A quiet girl whose actor-hopeful husband passed prematurely, another spending her days looking after her mentally unwell mother, desperate for escape, and members of a low-stakes cult centered around a director. As provocative as he is prolific, veteran director Sion Sono gets you to empathize with each and everyone on the strength of their untamed acting alone, in the comedy-drama Red Post on Escher Street

The movie opens with a troupe of kimono-laden actresses rehearsing a scene wherein they establish themselves as the toughest lesbian gang in town, polishing off their dialogue round with a comic book-splash pose to home it in. Soon, we find out the in-movie famous auteur director Kobayashi has been secretly fooling around with two of trope members, the drama culminating in the Escher Street’s gargantuan climax. 

red post on escher street

Their stories aren’t only the ones to come to a head in the film’s crescendo; throughout the introductory and expository first two acts, we see any number of aspiring unknowns put their very beings on display in a round of auditions open to the public; slices of their everyday lives giving us an intimate look into their motivations. Perhaps an impossible task without the authenticity to back it up, making Sono’s decision to largely cast a film about amateur actresses, with students of his workshops and a few other not-yet professionals the right one.

On January 3, Sono took part in a Q & A with a sampling of the film’s many actresses to a sold-out audience at Shibuya’s Euro Space cinema, one of the few theaters in the country having screened Red Post on Escher Street, since it finally opened here on Christmas Day. Sono’s return to basics originally premiered overseas in film festivals in late 2020 and early 2021, but domestic audiences have largely been unable to see it until recently — A major difference from his recent Amazon Prime and Netflix-funded works, Tokyo Vampire Hotel and The Forest Of Love respectively.

One of the few sharing the stage with Sion at the particular screening was Mikako Yamazaki, a young actress whose extra appearance in the latter film bumped her to a first recurring role in Red Post on Escher Street, plastering a wide smile while exuding enough positive energy to fill up the theater.

Red Post on Escher Street is an antithesis to today’s Japanese film industry,” Yamazaki openly proclaimed to us after noting that indeed today’s directors can’t make the films they want.

Red Post on Escher Street

Yamazaki mentioned that the industry in Japan sees films as a means to promote actresses and idols, calling the struggle the film portrays a ‘reality’. She also elucidates on the simple fact that government subsidies and funding for films pale in comparison to other countries — despite it being a rather robust economy — making it ‘impossible to send our messages to the world’ when we prompted her on the condition of Japanese independent cinema. 

It’s rather surprising on paper that one of the industry’s most provocative and determined efforts in years comes from a film veteran, who in the same year as Red Post on Escher Street — 35 years after his debut — released his first English language film, starring Nicholas Cage no less! Then again, it is Sion Sono we’re talking about after all.

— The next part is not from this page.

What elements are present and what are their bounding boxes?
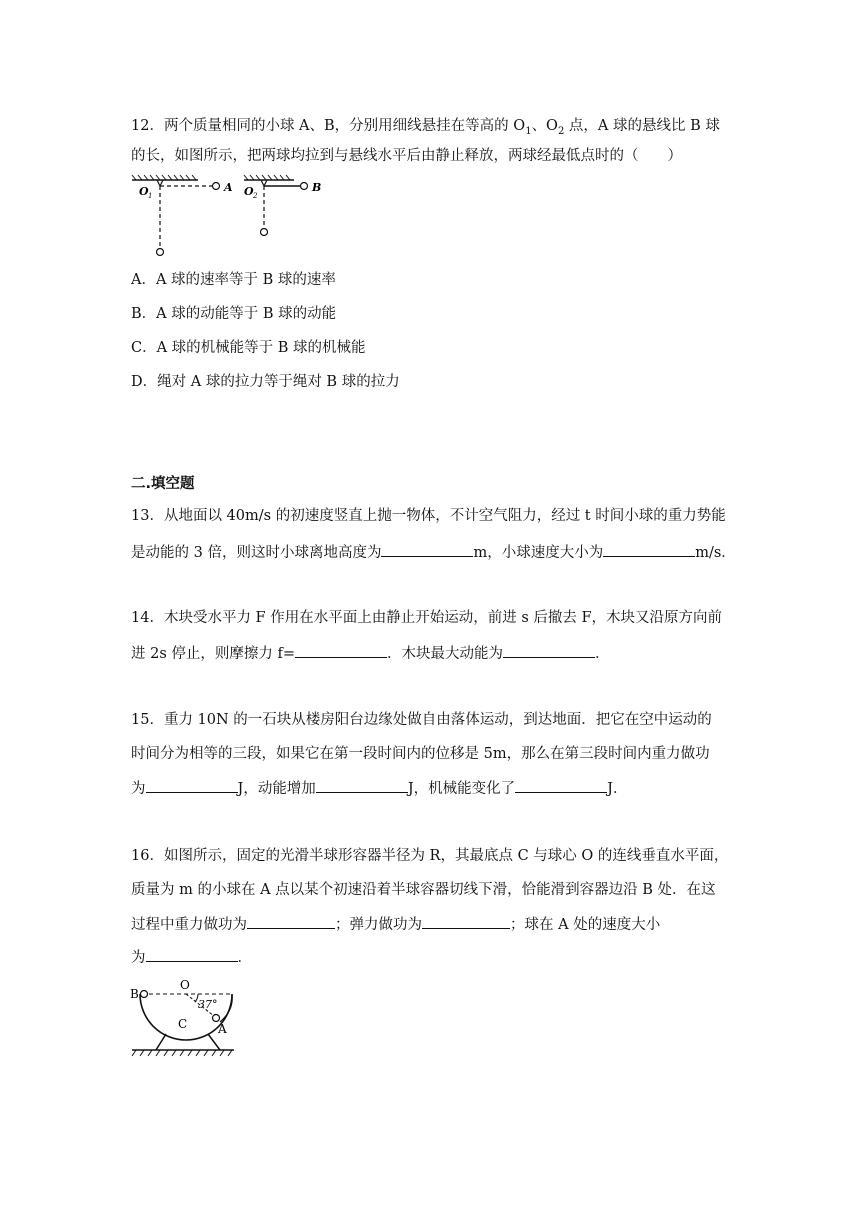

“He’s a director who can help you realize your dreams,” says Yamazaki. “If you want to face your weaknesses and show your true self, he [Sion Sono] can help you achieve that.” 

Judging by the plethora of life-or-death performances he wrung out of these many, clearly talented and passionate but still inexperienced actresses, Yamazaki’s words come with the evidence attached; “Face the people properly! Face yourself properly,” Sono supposedly yelled, and in turn, the cast of Red Post on Escher Street did exactly that.

Red post on escher street

In what Sono proclaimed ‘a DIY film’ made mainly as a means to give the aspirationals some real-world experience, Red Post on Escher Street succeeds in crafting a tangible world via raw performance and film-making grit alone. Proving that even in today’s CGI-coated film landscape, Hollywood celebrities, glitz and franchise loops aren’t necessary, and are perhaps entirely antithetical to making engaging film art. As their characters do so in Escher Street’s in-movie auditions and film shoots, these working actresses offer their souls to the screen to ascertain their abilities to capital P Perform, to enthralling results. Prioritizing actors’ passion over nuanced subtlety, being bombastic even in its quiet moments, the film facilitates a direct and powerful connection between its performers to those willing to gamble two + hours with them.